I benefici di questa avventura industriale sono pochi: le industrie a valle delle prime lavorazioni non sono mai sorte; la trasformazione del metallo in manufatto avviene fuori dalla Sardegna; è dal 1986 che i sindacati non riescono a mettere in campo una piattaforma di sviluppo per il territorio ed inseguono proposte parziali e non definitive, quali contratti d’area o i patti territoriali. Mancano di un progetto forte di ammodernamento e di potenziamento delle infrastrutture: costi energetici elevati e strutture per i trasporti insufficienti e arretrati sono un handicap per creare le precondizioni per lo sviluppo e l’insediamento di una nuova e più sana impresa. Inoltre l’intera zona, dagli inizi degli anni ’90, è stata dichiarata dal governo zona ad alto rischio ambientale.
L’area interessata è vasta e comprende tutti i comuni dell’interland, comprese località lontane anche venti chilometri dall’agglomerato industriale. Le discariche, le montagne di rifiuti e i gas tossici delle fabbriche la fanno da padroni in un territorio ormai compromesso.

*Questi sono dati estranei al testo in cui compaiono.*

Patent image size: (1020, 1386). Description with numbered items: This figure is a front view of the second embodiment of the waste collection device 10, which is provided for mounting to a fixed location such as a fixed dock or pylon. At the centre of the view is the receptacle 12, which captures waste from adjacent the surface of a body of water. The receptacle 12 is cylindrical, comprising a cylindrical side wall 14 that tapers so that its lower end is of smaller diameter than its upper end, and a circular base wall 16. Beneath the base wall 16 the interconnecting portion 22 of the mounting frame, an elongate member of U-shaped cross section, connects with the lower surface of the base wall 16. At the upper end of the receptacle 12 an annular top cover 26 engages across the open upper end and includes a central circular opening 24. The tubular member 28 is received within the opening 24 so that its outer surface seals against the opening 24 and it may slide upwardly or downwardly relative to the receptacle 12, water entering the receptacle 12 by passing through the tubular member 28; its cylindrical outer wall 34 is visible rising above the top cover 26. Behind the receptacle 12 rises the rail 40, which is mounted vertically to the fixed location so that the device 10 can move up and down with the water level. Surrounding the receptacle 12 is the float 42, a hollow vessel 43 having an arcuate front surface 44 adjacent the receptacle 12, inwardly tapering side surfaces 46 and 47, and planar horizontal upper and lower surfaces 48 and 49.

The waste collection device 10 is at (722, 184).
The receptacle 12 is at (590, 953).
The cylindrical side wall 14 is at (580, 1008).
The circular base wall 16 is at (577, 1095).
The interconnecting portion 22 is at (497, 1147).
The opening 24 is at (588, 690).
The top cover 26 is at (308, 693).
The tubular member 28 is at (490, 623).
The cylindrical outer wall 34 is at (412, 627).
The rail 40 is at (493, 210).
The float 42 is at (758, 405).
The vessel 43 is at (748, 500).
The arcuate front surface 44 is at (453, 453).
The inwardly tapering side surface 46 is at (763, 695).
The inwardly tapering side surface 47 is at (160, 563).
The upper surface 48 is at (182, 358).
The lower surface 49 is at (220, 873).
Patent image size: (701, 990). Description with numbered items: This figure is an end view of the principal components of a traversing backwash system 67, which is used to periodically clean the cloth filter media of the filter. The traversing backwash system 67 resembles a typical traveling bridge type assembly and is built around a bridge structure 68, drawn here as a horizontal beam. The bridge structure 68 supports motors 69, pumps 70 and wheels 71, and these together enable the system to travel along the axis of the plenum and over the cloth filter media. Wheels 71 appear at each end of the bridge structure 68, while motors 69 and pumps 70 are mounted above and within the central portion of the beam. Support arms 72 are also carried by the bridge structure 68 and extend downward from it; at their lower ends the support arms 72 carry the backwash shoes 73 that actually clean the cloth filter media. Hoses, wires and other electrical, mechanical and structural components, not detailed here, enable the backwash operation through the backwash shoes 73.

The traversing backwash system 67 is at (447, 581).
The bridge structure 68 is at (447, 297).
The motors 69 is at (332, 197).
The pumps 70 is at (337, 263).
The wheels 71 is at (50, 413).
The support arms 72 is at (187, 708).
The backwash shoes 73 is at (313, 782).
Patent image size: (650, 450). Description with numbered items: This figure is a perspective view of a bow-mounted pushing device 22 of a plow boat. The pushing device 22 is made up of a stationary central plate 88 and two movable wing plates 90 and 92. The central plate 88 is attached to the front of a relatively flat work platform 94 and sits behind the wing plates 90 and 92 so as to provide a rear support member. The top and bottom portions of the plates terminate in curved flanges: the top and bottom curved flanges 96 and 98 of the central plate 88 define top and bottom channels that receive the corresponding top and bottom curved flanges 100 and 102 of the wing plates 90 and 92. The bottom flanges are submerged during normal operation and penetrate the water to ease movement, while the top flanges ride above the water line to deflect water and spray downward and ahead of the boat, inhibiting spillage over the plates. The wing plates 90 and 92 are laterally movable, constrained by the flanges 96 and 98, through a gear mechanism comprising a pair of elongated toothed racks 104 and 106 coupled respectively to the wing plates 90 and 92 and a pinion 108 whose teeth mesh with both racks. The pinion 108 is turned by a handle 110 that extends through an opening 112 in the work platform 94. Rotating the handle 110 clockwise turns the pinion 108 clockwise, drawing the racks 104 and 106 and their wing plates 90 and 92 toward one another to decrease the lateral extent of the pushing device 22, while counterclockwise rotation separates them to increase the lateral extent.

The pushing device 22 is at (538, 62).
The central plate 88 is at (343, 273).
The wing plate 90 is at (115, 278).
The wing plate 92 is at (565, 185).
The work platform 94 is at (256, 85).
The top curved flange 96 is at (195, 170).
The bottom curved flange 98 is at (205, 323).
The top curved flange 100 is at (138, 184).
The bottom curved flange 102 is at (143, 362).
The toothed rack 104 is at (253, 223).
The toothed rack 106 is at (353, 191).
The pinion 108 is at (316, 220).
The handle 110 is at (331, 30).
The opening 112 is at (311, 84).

Le risorse stanziate per la bonifica ed il ripristino ambientale sono ferme mentre le aziende continuano nella loro opera utilizzando anche il ricatto dal punto di vista occupazionale.
Le centinaia di lavoratori che negli anni ’80 hanno realizzato gli impianti della Nuova Samim o del terzo gruppo della centrale Enel di Portovesme, dopo anni di cassa integrazione straordinaria, si trovano oggi a svolgere, per 850.000 al mese, lavori socialmente utili presso i comuni del Sulcis, senza un concreto sostegno da parte del sindacato. Sono carpentieri, saldatori, tubisti, elettricisti, etc., che si sono dovuti riciclare in giardinieri, imbianchini e quant’altro gli viene ordinato di fare.
Dopo l’approvazione del decreto legislativo numero 81 del febbraio di quest’anno, il loro futuro è quanto mai incerto e la possibilità di ritrovarsi sulla strada rischia di concretizzarsi.
Queste note sono solo uno spaccato sintetico della realtà lavorativa del Sulcis. Sarebbe interessante indagare le condizioni dei lavoratori nei servizi oppure nel commercio, comprendere i motivi del basso tasso di sindacalizzazione, conoscere la reale entità dei loro salari, quante sono le ore lavorative e di quali diritti usufruiscono. Ma anche le risposte a queste domande forse stanno nella caduta politica e culturale del sindacato, nella sua istituzionalizzazione e perdita di qualsiasi connotazione di classe che in questo territorio era chiara ai padroni così come ai governanti.